Lynx sightings growing in northern Minnesota

Posted: Saturday, March 08, 2003

MINNEAPOLIS (AP) -- A rare lynx is making a comeback in Minnesota.

Sightings of the Canada lynx -- with its tufted ears, wide, furry paws and black-tipped stubby tail -- are growing in Minnesota after three decades of spotty attendance.

In the past two years, Department of Natural Resources have received about 140 sightings of lynxes. That's after the DNR determined in 1996 that the lynx no longer appeared to be a permanent resident of Minnesota.

"We've got confirmed lynx all the way from Red Lake to beyond Grand Marais," said Ed Lindquist, wildlife biologist for the Superior National Forest. "It's real likely that they're breeding and reproducing in Minnesota."

Lindquist works with a team that has searched for lynx tracks in fresh snow, then followed them to collect samples of hair and feces. Analysis of DNA in the samples indicates that more than two dozen lynxes are prowling the Superior National Forest, he said.

Rich Baker, the DNR's endangered species coordinator, said no one knows how many lynxes are living in the state or why they seem to have returned so suddenly.

One factor could be the increased population of snowshoe hares -- the lynx's favorite prey.

Before the 1970s, lynx numbers in Minnesota appeared to rise and fall with the snowshoe hare cycle. The state did not count lynxes but allowed a trapping season and recorded each year's harvest. The trapping records indicate peaks in 1940, 1952, 1963 and 1973.

But the pattern changed in the early 1980s. Even though the snowshoe hare population peaked again, lynx numbers remained low. The DNR closed the lynx trapping season after 1983, and lynxes remained scarce during the 1990s.

Trapping will not be a factor in the foreseeable future in the United States. The lynx received federal protection after being listed as a threatened species under the national Endangered Species Act in March 2000. While the cats have returned to Minnesota and Maine wildlife biologists are concerned that their range and populations have declined overall, especially in western mountain states.

Chris Burdette, a researcher for the Natural Resources Research Institute in Duluth, said little is known about the lynx. "We have a federal species listed as threatened, and we hardly know anything about it, especially in this part of the U.S.," he said.
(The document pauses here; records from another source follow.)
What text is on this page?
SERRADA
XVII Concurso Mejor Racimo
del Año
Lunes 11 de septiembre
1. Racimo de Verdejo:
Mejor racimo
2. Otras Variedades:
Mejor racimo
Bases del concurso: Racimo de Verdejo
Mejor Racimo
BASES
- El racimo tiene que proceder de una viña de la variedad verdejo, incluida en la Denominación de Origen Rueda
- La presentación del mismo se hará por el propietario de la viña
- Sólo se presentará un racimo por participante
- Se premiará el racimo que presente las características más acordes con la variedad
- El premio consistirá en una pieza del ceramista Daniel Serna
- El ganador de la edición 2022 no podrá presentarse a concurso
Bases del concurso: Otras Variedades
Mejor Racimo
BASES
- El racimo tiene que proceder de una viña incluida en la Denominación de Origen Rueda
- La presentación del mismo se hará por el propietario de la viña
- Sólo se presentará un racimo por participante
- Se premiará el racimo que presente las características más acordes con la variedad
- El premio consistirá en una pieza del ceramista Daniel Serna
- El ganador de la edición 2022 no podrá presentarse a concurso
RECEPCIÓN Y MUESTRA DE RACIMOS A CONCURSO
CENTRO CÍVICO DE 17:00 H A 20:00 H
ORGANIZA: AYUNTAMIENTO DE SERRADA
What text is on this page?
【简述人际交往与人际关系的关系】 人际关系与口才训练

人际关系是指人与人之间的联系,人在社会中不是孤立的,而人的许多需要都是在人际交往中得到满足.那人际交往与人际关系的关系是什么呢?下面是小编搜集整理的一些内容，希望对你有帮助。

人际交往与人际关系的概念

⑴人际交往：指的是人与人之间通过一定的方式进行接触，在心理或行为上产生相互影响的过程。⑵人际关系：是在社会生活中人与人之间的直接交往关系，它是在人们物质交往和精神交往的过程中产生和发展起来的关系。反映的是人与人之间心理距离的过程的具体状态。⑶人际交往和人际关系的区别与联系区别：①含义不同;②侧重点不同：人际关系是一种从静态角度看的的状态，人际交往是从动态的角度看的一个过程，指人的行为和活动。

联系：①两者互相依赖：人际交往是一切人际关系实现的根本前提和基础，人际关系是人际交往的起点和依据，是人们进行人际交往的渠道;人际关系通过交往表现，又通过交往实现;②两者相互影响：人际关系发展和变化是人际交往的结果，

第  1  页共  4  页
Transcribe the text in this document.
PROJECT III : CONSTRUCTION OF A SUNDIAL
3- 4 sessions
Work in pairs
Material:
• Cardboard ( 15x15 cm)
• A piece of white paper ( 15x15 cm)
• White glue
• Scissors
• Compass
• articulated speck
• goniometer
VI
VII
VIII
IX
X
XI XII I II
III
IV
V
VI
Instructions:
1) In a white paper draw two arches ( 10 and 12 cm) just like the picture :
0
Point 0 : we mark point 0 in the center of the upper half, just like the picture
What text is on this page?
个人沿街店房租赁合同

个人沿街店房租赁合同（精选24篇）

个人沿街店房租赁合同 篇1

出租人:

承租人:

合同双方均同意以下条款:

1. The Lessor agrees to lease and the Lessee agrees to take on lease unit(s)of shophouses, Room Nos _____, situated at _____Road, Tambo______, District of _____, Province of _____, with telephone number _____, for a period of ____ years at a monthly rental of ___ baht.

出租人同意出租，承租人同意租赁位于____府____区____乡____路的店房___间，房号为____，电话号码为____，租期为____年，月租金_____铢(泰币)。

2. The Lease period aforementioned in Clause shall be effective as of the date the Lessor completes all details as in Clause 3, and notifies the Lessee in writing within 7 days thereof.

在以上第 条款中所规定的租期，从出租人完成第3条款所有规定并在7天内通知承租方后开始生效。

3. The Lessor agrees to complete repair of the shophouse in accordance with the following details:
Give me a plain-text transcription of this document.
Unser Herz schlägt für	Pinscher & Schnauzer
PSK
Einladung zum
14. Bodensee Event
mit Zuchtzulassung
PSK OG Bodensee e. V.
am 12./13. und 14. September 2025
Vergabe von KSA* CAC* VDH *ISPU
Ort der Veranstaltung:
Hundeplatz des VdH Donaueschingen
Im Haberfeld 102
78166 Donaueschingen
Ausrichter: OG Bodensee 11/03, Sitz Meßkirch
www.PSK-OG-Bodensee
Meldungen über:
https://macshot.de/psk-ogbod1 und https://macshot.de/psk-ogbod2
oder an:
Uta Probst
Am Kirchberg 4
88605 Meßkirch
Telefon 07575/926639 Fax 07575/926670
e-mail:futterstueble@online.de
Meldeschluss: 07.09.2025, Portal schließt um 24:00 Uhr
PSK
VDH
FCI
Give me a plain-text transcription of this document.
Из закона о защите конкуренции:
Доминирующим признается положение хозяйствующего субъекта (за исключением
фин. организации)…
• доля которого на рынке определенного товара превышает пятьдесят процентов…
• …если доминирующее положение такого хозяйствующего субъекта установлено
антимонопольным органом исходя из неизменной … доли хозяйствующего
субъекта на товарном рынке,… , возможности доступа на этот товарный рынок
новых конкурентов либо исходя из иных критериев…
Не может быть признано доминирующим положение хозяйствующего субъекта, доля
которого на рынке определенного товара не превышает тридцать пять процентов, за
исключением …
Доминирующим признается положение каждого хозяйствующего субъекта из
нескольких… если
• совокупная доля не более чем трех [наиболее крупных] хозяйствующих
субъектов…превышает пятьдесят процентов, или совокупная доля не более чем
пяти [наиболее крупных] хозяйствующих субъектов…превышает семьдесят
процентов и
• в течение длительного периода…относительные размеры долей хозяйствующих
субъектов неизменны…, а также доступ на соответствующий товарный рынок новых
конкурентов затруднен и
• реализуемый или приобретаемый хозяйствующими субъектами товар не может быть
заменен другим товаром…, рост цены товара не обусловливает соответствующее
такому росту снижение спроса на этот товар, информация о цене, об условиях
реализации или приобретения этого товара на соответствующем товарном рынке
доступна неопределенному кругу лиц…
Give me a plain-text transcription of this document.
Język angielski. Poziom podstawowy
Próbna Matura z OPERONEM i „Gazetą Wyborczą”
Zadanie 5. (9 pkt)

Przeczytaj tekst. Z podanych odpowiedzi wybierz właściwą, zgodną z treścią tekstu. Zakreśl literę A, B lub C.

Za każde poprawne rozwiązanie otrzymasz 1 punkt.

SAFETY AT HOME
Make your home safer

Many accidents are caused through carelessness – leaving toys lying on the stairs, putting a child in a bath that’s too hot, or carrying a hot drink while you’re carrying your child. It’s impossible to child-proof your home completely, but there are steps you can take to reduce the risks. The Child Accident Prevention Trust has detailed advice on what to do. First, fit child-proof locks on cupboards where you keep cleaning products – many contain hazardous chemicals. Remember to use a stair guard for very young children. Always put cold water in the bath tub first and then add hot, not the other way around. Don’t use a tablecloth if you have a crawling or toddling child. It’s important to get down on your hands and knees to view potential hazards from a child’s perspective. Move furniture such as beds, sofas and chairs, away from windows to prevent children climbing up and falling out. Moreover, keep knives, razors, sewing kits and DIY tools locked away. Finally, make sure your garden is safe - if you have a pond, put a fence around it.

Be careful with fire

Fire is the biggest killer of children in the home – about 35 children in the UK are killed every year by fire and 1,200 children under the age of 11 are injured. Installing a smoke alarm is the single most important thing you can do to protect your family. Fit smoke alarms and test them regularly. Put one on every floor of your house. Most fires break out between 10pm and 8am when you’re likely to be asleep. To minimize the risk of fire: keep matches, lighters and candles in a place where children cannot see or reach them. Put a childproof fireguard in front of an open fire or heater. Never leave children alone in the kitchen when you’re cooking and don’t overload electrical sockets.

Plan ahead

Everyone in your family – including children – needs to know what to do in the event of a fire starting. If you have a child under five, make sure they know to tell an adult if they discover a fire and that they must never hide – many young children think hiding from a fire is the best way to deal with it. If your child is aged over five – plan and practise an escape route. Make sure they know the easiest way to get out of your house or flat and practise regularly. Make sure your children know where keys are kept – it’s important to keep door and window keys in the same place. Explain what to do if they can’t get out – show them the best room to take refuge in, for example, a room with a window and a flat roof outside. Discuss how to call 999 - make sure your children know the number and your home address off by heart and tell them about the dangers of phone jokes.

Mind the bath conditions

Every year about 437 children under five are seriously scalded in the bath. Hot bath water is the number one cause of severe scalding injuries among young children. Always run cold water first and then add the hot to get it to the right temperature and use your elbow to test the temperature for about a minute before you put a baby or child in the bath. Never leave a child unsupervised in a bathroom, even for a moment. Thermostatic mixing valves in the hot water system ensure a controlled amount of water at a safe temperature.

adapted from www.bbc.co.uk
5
Burdette is beginning a three-year study to put radio collars on lynxes. He hopes to track their movements, learn where they live and hunt, and determine whether they will stay in Minnesota after snowshoe hare populations crash. "If these lynx are dispersing to Minnesota from Canada and they all die or starve when there are no snowshoe hares to eat, we need to know that," he said.